The atmospheric circulation pattern that George Hadley described was an attempt to explain the trade winds. The Hadley cell is a closed circulation loop which begins at the equator. There, moist air is warmed by the Earth's surface, decreases in density and rises. A similar air mass rising on the other side of the equator forces those rising air masses to move poleward. The rising air creates a low pressure zone near the equator. As the air moves poleward, it cools, becomes more dense, and descends at about the 30th parallel, creating a high-pressure area. The descended air then travels toward the equator along the surface, replacing the air that rose from the equatorial zone, closing the loop of the Hadley cell. The poleward movement of the air in the upper part of the troposphere deviates toward the east, caused by the coriolis acceleration (a manifestation of conservation of angular momentum). At the ground level however, the movement of the air toward the equator in the lower troposphere deviates toward the west, producing a wind from the east. The winds that flow to the west (from the east, easterly wind) at the ground level in the Hadley cell are called the Trade Winds.

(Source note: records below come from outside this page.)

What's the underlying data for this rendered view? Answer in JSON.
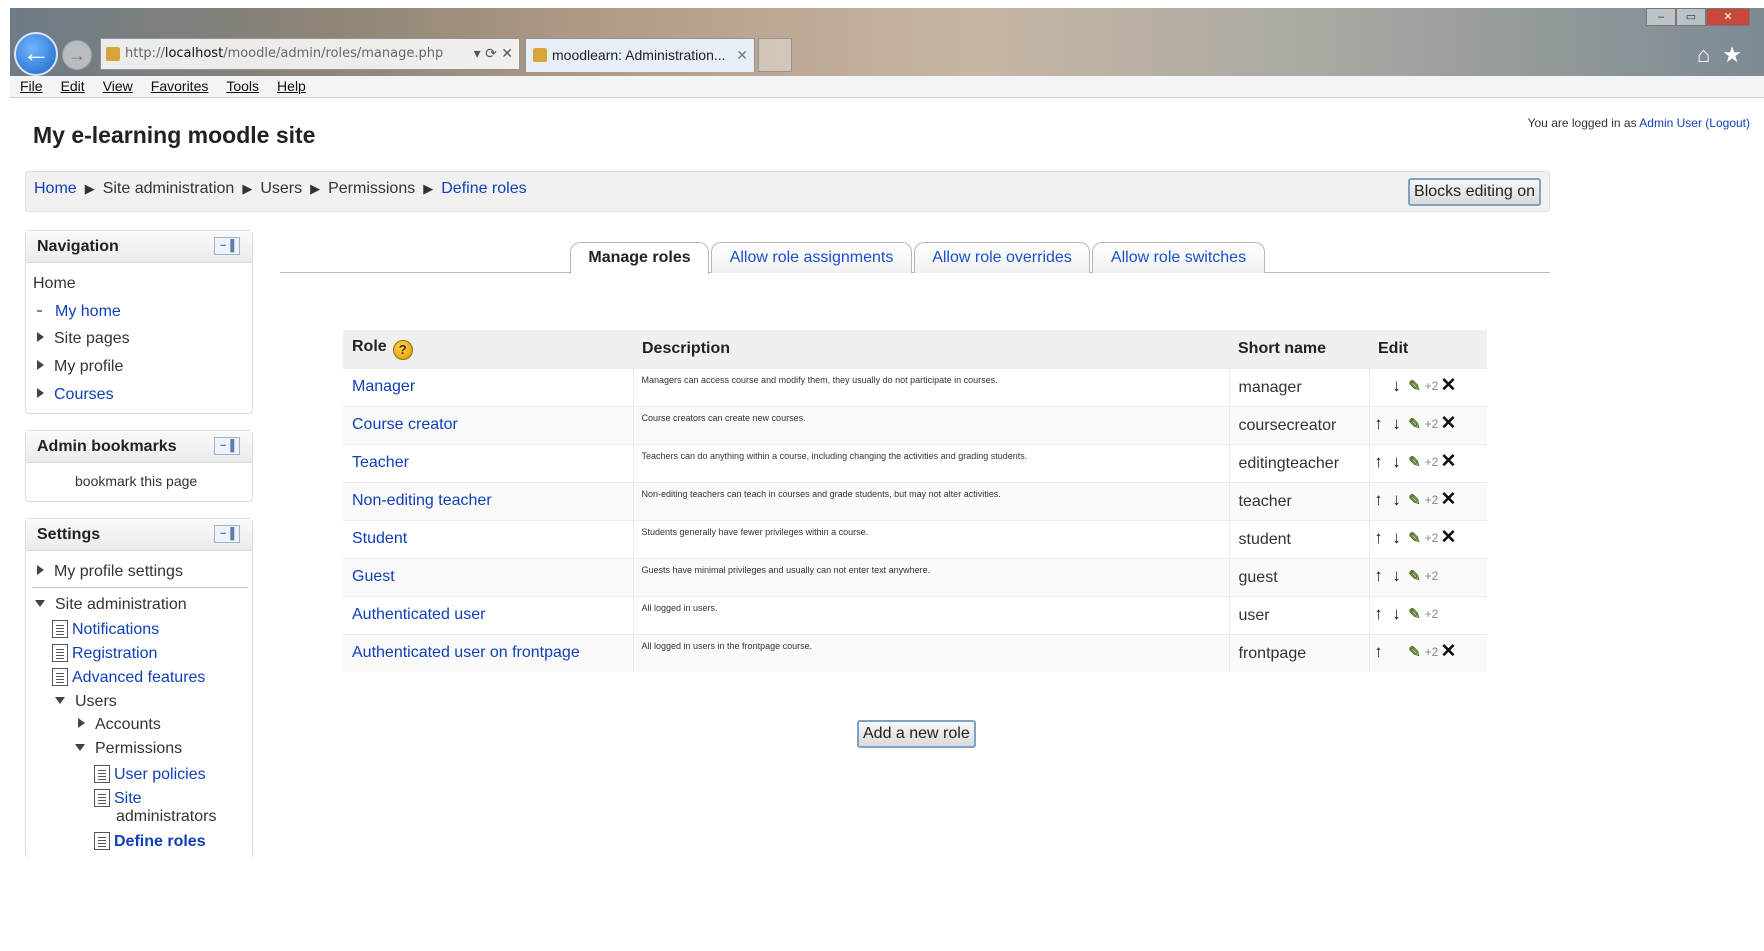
{
  "browser": {
    "address_prefix": "http://",
    "address_host": "localhost",
    "address_path": "/moodle/admin/roles/manage.php",
    "tab_title": "moodlearn: Administration...",
    "menu": [
      "File",
      "Edit",
      "View",
      "Favorites",
      "Tools",
      "Help"
    ]
  },
  "site": {
    "title": "My e-learning moodle site",
    "login_prefix": "You are logged in as ",
    "login_user": "Admin User",
    "logout": "(Logout)"
  },
  "breadcrumb": {
    "items": [
      "Home",
      "Site administration",
      "Users",
      "Permissions",
      "Define roles"
    ],
    "separator": "▶"
  },
  "editing_button": "Blocks editing on",
  "navigation": {
    "title": "Navigation",
    "home": "Home",
    "my_home": "My home",
    "site_pages": "Site pages",
    "my_profile": "My profile",
    "courses": "Courses"
  },
  "admin_bookmarks": {
    "title": "Admin bookmarks",
    "link": "bookmark this page"
  },
  "settings": {
    "title": "Settings",
    "my_profile_settings": "My profile settings",
    "site_admin": "Site administration",
    "notifications": "Notifications",
    "registration": "Registration",
    "advanced_features": "Advanced features",
    "users": "Users",
    "accounts": "Accounts",
    "permissions": "Permissions",
    "user_policies": "User policies",
    "site_admins_line1": "Site",
    "site_admins_line2": "administrators",
    "define_roles": "Define roles"
  },
  "tabs": [
    "Manage roles",
    "Allow role assignments",
    "Allow role overrides",
    "Allow role switches"
  ],
  "table": {
    "headers": [
      "Role",
      "Description",
      "Short name",
      "Edit"
    ],
    "help_icon": "?",
    "rows": [
      {
        "role": "Manager",
        "description": "Managers can access course and modify them, they usually do not participate in courses.",
        "short": "manager",
        "edit": [
          "",
          "down",
          "edit",
          "dup",
          "del"
        ]
      },
      {
        "role": "Course creator",
        "description": "Course creators can create new courses.",
        "short": "coursecreator",
        "edit": [
          "up",
          "down",
          "edit",
          "dup",
          "del"
        ]
      },
      {
        "role": "Teacher",
        "description": "Teachers can do anything within a course, including changing the activities and grading students.",
        "short": "editingteacher",
        "edit": [
          "up",
          "down",
          "edit",
          "dup",
          "del"
        ]
      },
      {
        "role": "Non-editing teacher",
        "description": "Non-editing teachers can teach in courses and grade students, but may not alter activities.",
        "short": "teacher",
        "edit": [
          "up",
          "down",
          "edit",
          "dup",
          "del"
        ]
      },
      {
        "role": "Student",
        "description": "Students generally have fewer privileges within a course.",
        "short": "student",
        "edit": [
          "up",
          "down",
          "edit",
          "dup",
          "del"
        ]
      },
      {
        "role": "Guest",
        "description": "Guests have minimal privileges and usually can not enter text anywhere.",
        "short": "guest",
        "edit": [
          "up",
          "down",
          "edit",
          "dup",
          ""
        ]
      },
      {
        "role": "Authenticated user",
        "description": "All logged in users.",
        "short": "user",
        "edit": [
          "up",
          "down",
          "edit",
          "dup",
          ""
        ]
      },
      {
        "role": "Authenticated user on frontpage",
        "description": "All logged in users in the frontpage course.",
        "short": "frontpage",
        "edit": [
          "up",
          "",
          "edit",
          "dup",
          "del"
        ]
      }
    ]
  },
  "icons": {
    "up": "↑",
    "down": "↓",
    "edit": "✎",
    "dup": "+2",
    "del": "✕"
  },
  "add_role_button": "Add a new role",
  "colors": {
    "link": "#0f3fb8",
    "header_bg": "#f0f0f0",
    "button_border": "#7da2c8"
  }
}
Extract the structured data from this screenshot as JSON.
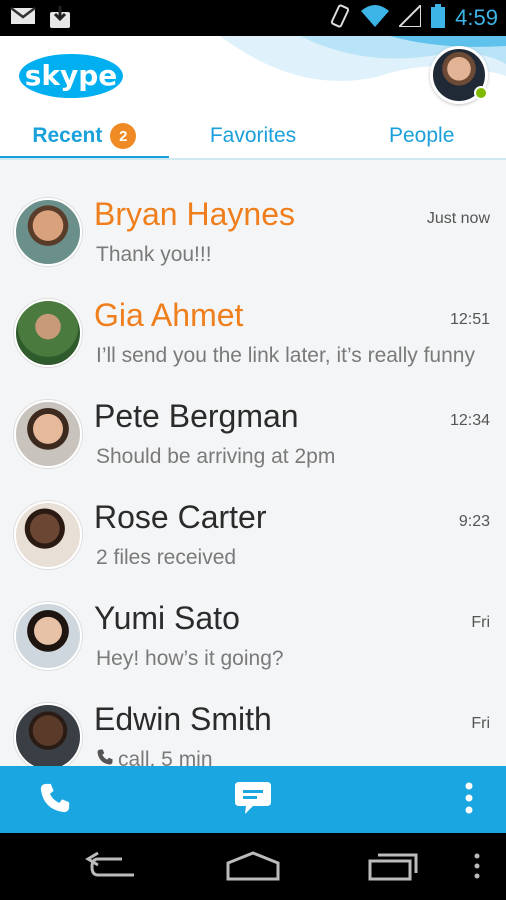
{
  "status_bar": {
    "time": "4:59",
    "icons": [
      "gmail-icon",
      "download-icon",
      "vibrate-icon",
      "wifi-icon",
      "signal-icon",
      "battery-icon"
    ]
  },
  "app": {
    "logo_text": "skype",
    "brand_color": "#1aa1dc",
    "unread_color": "#ef7e1d",
    "presence": "online"
  },
  "tabs": [
    {
      "label": "Recent",
      "badge": "2",
      "active": true
    },
    {
      "label": "Favorites",
      "active": false
    },
    {
      "label": "People",
      "active": false
    }
  ],
  "conversations": [
    {
      "name": "Bryan Haynes",
      "time": "Just now",
      "message": "Thank you!!!",
      "unread": true
    },
    {
      "name": "Gia Ahmet",
      "time": "12:51",
      "message": "I’ll send you the link later, it’s really funny",
      "unread": true
    },
    {
      "name": "Pete Bergman",
      "time": "12:34",
      "message": "Should be arriving at 2pm",
      "unread": false
    },
    {
      "name": "Rose Carter",
      "time": "9:23",
      "message": "2 files received",
      "unread": false
    },
    {
      "name": "Yumi Sato",
      "time": "Fri",
      "message": "Hey! how’s it going?",
      "unread": false
    },
    {
      "name": "Edwin Smith",
      "time": "Fri",
      "message": "call, 5 min",
      "unread": false,
      "icon": "phone-icon"
    }
  ],
  "action_bar": {
    "icons": [
      "phone-icon",
      "chat-icon",
      "overflow-menu-icon"
    ]
  },
  "nav_bar": {
    "icons": [
      "back-icon",
      "home-icon",
      "recents-icon",
      "menu-icon"
    ]
  }
}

Though the Hadley cell is described as located at the equator, in the northern hemisphere it shifts to higher latitudes in June and July and toward lower latitudes in December and January, which is the result of the Sun's heating of the surface. The zone where the greatest heating takes place is called the "thermal equator". As the southern hemisphere summer is December to March, the movement of the thermal equator to higher southern latitudes takes place then.

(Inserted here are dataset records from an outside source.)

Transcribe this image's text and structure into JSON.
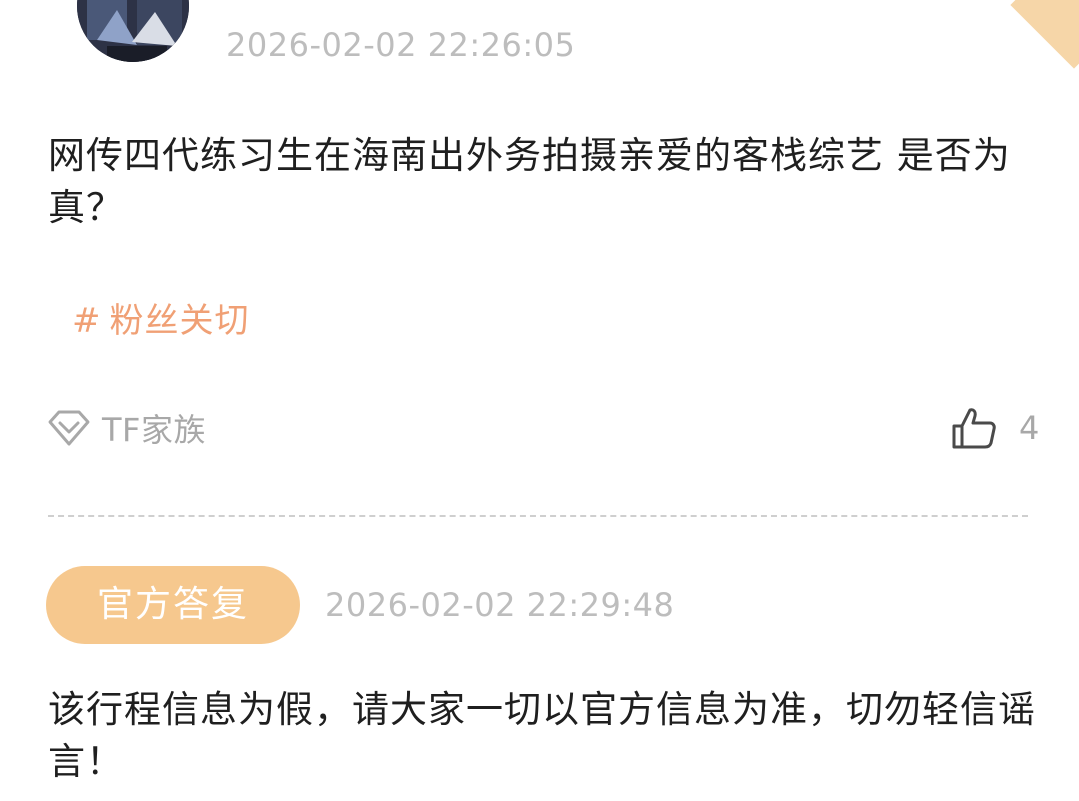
{
  "post": {
    "timestamp": "2026-02-02 22:26:05",
    "question": "网传四代练习生在海南出外务拍摄亲爱的客栈综艺 是否为真？",
    "topic_hash": "#",
    "topic": "粉丝关切",
    "group_icon": "diamond-icon",
    "group_name": "TF家族",
    "like_icon": "thumbs-up-icon",
    "like_count": "4"
  },
  "reply": {
    "badge_label": "官方答复",
    "timestamp": "2026-02-02 22:29:48",
    "text": "该行程信息为假，请大家一切以官方信息为准，切勿轻信谣言！"
  },
  "colors": {
    "badge_bg": "#f6c88e",
    "topic_color": "#f0a075",
    "meta_gray": "#bdbdbd",
    "corner_accent": "#f6d6a8"
  }
}
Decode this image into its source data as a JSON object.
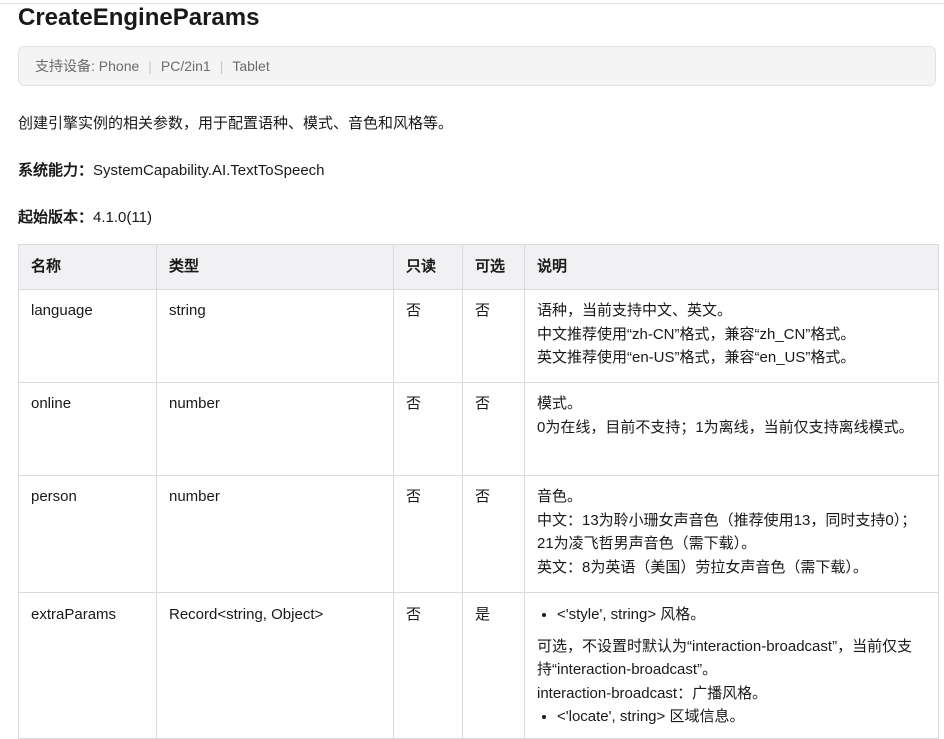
{
  "page_title": "CreateEngineParams",
  "devices": {
    "label": "支持设备: Phone",
    "items": [
      "PC/2in1",
      "Tablet"
    ]
  },
  "description": "创建引擎实例的相关参数，用于配置语种、模式、音色和风格等。",
  "system_capability": {
    "label": "系统能力：",
    "value": "SystemCapability.AI.TextToSpeech"
  },
  "since_version": {
    "label": "起始版本：",
    "value": "4.1.0(11)"
  },
  "table": {
    "headers": [
      "名称",
      "类型",
      "只读",
      "可选",
      "说明"
    ],
    "rows": [
      {
        "name": "language",
        "type": "string",
        "readonly": "否",
        "optional": "否",
        "desc": [
          "语种，当前支持中文、英文。",
          "中文推荐使用“zh-CN”格式，兼容“zh_CN”格式。",
          "英文推荐使用“en-US”格式，兼容“en_US”格式。"
        ]
      },
      {
        "name": "online",
        "type": "number",
        "readonly": "否",
        "optional": "否",
        "desc": [
          "模式。",
          "0为在线，目前不支持；1为离线，当前仅支持离线模式。"
        ]
      },
      {
        "name": "person",
        "type": "number",
        "readonly": "否",
        "optional": "否",
        "desc": [
          "音色。",
          "中文：13为聆小珊女声音色（推荐使用13，同时支持0）；21为凌飞哲男声音色（需下载）。",
          "英文：8为英语（美国）劳拉女声音色（需下载）。"
        ]
      },
      {
        "name": "extraParams",
        "type": "Record<string, Object>",
        "readonly": "否",
        "optional": "是",
        "bullet1": "<'style', string> 风格。",
        "desc": [
          "可选，不设置时默认为“interaction-broadcast”，当前仅支持“interaction-broadcast”。",
          "interaction-broadcast：广播风格。"
        ],
        "bullet2": "<'locate', string> 区域信息。"
      }
    ]
  }
}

The Polar cell, likewise, is a simple system. Though cool and dry relative to equatorial air, the air masses at the 60th parallel are still sufficiently warm and moist to undergo convection and drive a thermal loop. At the 60th parallel, the air rises to the tropopause (about 8 km at this latitude) and moves poleward. As it does so, the upper level air mass deviates toward the east. When the air reaches the polar areas, it has cooled and is considerably denser than the underlying air. It descends, creating a cold, dry high-pressure area. At the polar surface level, the mass of air is driven toward the 60th parallel, replacing the air that rose there, and the polar circulation cell is complete. As the air at the surface moves toward the equator, it deviates toward the west. Again, the deviations of the air masses are the result of the Coriolis effect. The air flows at the surface are called the polar easterlies.
The outflow of air mass from the cell creates harmonic waves in the atmosphere known as Rossby waves. These ultra-long waves determine the path of the polar jet stream, which travels within the transitional zone between the tropopause and the Ferrel cell. By acting as a heat sink, the polar cell moves the abundant heat from the equator toward the polar regions.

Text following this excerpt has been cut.